June 19, 2012 report
Duolingo launches as crowdsourced translation service
(Phys.org) -- A new website wants people to translate the Web for free. The reward is that the website seeks to help the same people doing the translating to learn the language, for free. Duolingo launched today as a new startup, the brainchild of a Carnegie Mellon project. University computer scientists Luis von Ahn and Severin Hacker thought up this venture in translating languages on the web by having language students themselves translate it while they simultaneously learn a new language, as a combination free language education website and crowdsourced online translation service.

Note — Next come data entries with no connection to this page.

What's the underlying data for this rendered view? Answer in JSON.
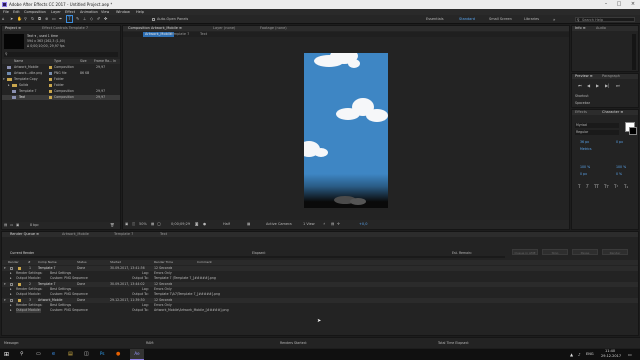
{
  "window": {
    "title": "Adobe After Effects CC 2017 - Untitled Project.aep *"
  },
  "menu": [
    "File",
    "Edit",
    "Composition",
    "Layer",
    "Effect",
    "Animation",
    "View",
    "Window",
    "Help"
  ],
  "toolbar": {
    "auto_open_panels": "Auto-Open Panels",
    "workspaces": [
      "Essentials",
      "Standard",
      "Small Screen",
      "Libraries"
    ],
    "search_placeholder": "Search Help"
  },
  "project_panel": {
    "tabs": [
      "Project ≡",
      "Effect Controls Template 7"
    ],
    "selected_name": "Text ▾ , used 1 time",
    "selected_info1": "594 x 363 (262,3 (1,00)",
    "selected_info2": "Δ 0;00;10;00, 29,97 fps",
    "columns": [
      "Name",
      "Type",
      "Size",
      "Frame Ra...",
      "In"
    ],
    "items": [
      {
        "name": "Artwork_Mobile",
        "type": "Composition",
        "size": "",
        "rate": "29,97",
        "color": "#c9a64d"
      },
      {
        "name": "Artwork...dile.png",
        "type": "PNG file",
        "size": "86 KB",
        "rate": "",
        "color": "#7a8fb0"
      },
      {
        "name": "Template Copy",
        "type": "Folder",
        "size": "",
        "rate": "",
        "color": "#c9a64d"
      },
      {
        "name": "Solids",
        "type": "Folder",
        "size": "",
        "rate": "",
        "color": "#c9a64d"
      },
      {
        "name": "Template 7",
        "type": "Composition",
        "size": "",
        "rate": "29,97",
        "color": "#c9a64d"
      },
      {
        "name": "Text",
        "type": "Composition",
        "size": "",
        "rate": "29,97",
        "color": "#c9a64d"
      }
    ],
    "bpc": "8 bpc"
  },
  "composition_panel": {
    "tabs": [
      "Composition Artwork_Mobile ≡",
      "Layer (none)",
      "Footage (none)"
    ],
    "subtabs": [
      "Artwork_Mobile",
      "Template 7",
      "Text"
    ],
    "zoom": "50%",
    "timecode": "0;00;09;29",
    "resolution": "Half",
    "camera": "Active Camera",
    "views": "1 View",
    "offset": "+0,0"
  },
  "right_panels": {
    "info_tabs": [
      "Info ≡",
      "Audio"
    ],
    "preview_tabs": [
      "Preview ≡",
      "Paragraph"
    ],
    "shortcut_label": "Shortcut",
    "shortcut_value": "Spacebar",
    "effects_tabs": [
      "Effects",
      "Character ≡"
    ],
    "font": "Myriad",
    "font_style": "Regular",
    "font_size": "36 px",
    "tracking": "Metrics",
    "leading": "0 px",
    "scale_v": "100 %",
    "scale_h": "100 %",
    "baseline": "0 px",
    "tsume": "0 %"
  },
  "render_queue": {
    "tabs": [
      "Render Queue ≡",
      "Artwork_Mobile",
      "Template 7",
      "Text"
    ],
    "current_render": "Current Render",
    "elapsed": "Elapsed:",
    "est_remain": "Est. Remain:",
    "buttons": [
      "Queue in AME",
      "Stop",
      "Pause",
      "Render"
    ],
    "columns": [
      "Render",
      "#",
      "Comp Name",
      "Status",
      "Started",
      "Render Time",
      "Comment"
    ],
    "items": [
      {
        "num": "1",
        "comp": "Template 7",
        "status": "Done",
        "started": "30.09.2017, 13:41:36",
        "time": "12 Seconds",
        "settings_label": "Render Settings:",
        "settings": "Best Settings",
        "log_label": "Log:",
        "log": "Errors Only",
        "output_label": "Output Module:",
        "output": "Custom: PNG Sequence",
        "output_to_label": "Output To:",
        "output_to": "Template 7 (Template 7_[#####].png"
      },
      {
        "num": "2",
        "comp": "Template 7",
        "status": "Done",
        "started": "30.09.2017, 13:44:02",
        "time": "12 Seconds",
        "settings_label": "Render Settings:",
        "settings": "Best Settings",
        "log_label": "Log:",
        "log": "Errors Only",
        "output_label": "Output Module:",
        "output": "Custom: PNG Sequence",
        "output_to_label": "Output To:",
        "output_to": "Template 7\\A7\\Template 7_[#####].png"
      },
      {
        "num": "3",
        "comp": "Artwork_Mobile",
        "status": "Done",
        "started": "29.12.2017, 11:39:30",
        "time": "12 Seconds",
        "settings_label": "Render Settings:",
        "settings": "Best Settings",
        "log_label": "Log:",
        "log": "Errors Only",
        "output_label": "Output Module:",
        "output": "Custom: PNG Sequence",
        "output_to_label": "Output To:",
        "output_to": "Artwork_Mobile\\Artwork_Mobile_[#####].png"
      }
    ],
    "footer": {
      "message_label": "Message:",
      "ram_label": "RAM:",
      "renders_started_label": "Renders Started:",
      "total_elapsed_label": "Total Time Elapsed:"
    }
  },
  "taskbar": {
    "time": "11:40",
    "date": "29.12.2017",
    "lang": "ENG"
  },
  "colors": {
    "sky": "#3e86c4",
    "accent": "#2d8ceb",
    "label_yellow": "#c9a64d"
  }
}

Duolingo's mission is to translate the web into every language, as well as make language education accessible to the masses. Right now, Duolingo offers free language lessons in English, Spanish, French and German but the site plans to expand into Portuguese, Chinese and other languages.

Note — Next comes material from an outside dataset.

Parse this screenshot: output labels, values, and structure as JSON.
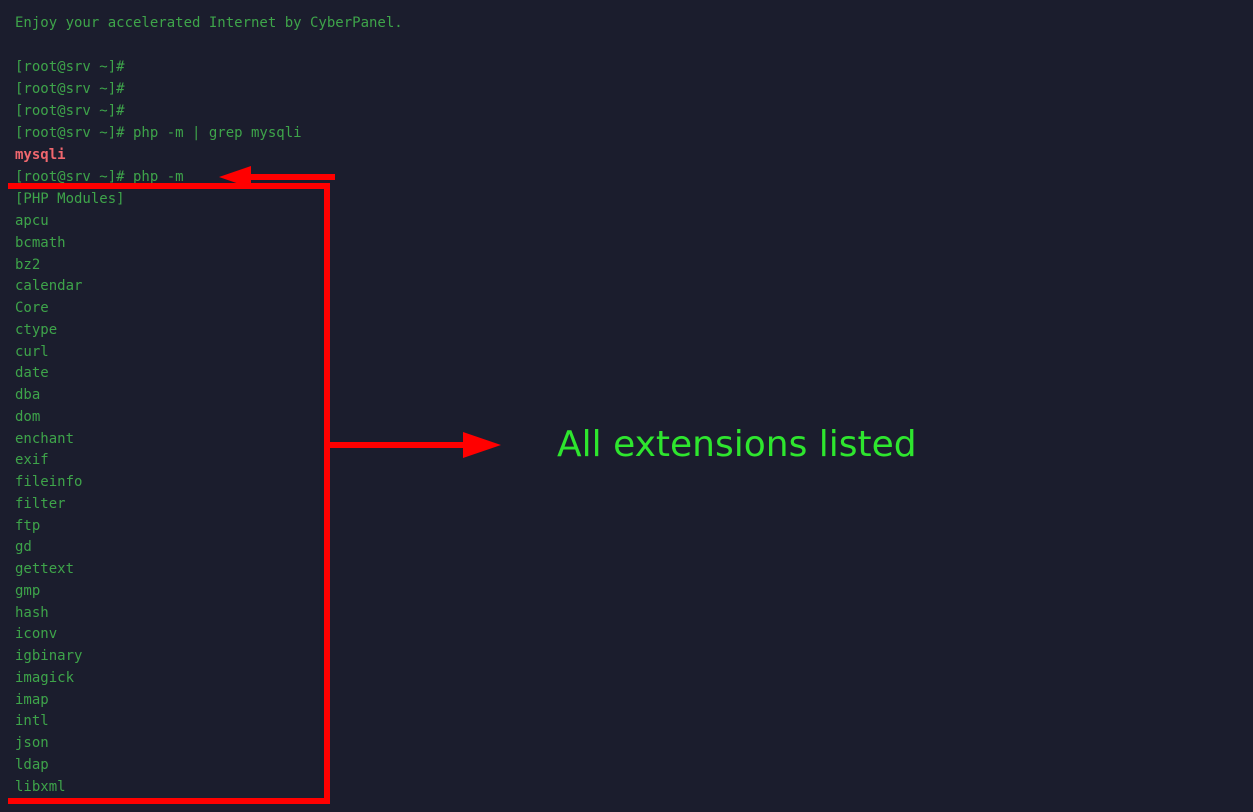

Language learners practice their new language skills on real-world texts from the web, and the computer provides advice and guidance on unknown words. Computer-generated exercises build vocabulary and grammar skills all the while. For example, if an English speaker seeks out Spanish, Duolingo gives the user a level-appropriate Spanish sentence from a Spanish website to translate, with relevant lessons and education examples too.
The site will only give the user a sentence that fits the users language level, from a sentence for beginners to complex sentences for advanced users. The users can vote on the quality of other user translations. This technique delivers the most accurate translation, while helping the user better understand the language.
Duolingo kept fairly tight control over the private beta, according to reports. In theory, mischief makers are thwarted because the process is crowdsourced, with people checking and translating the same sentence. The idea is that, given enough iteration and feedback, the good translations win.
The Duolingo team claim the translations are of good quality and are better than most automated translation services. Hundreds of thousands of beta testers have helped us refine the service, said von Ahn, who is an associate professor of computer science at CMU. Duolingo has been used by about 125,000 users since its launch, and the team says users have so far translated 75 million sentences. Of the beta users, about 30,000 have become regular users who visit the site for at least 30 minutes a week.
von Ahn, co-founder, commented that "So much of the web is partitioned off by language barriers. With more than a billion people on the planet learning a new language, I knew this was the ultimate opportunity. English-speakers can access a little more than half of all Web pages. That means, however, a significant percentage of the Web is inaccessible because of language barriers. For non-English speakers, the barrier is greater.
The company plans to provide commercial translation services, but maintains its chief purpose is translating web resources for free.
Duolingo has attracted venture capital funding and was spun off from CMU in November last year. The startup employs 13 people in Pittsburgh.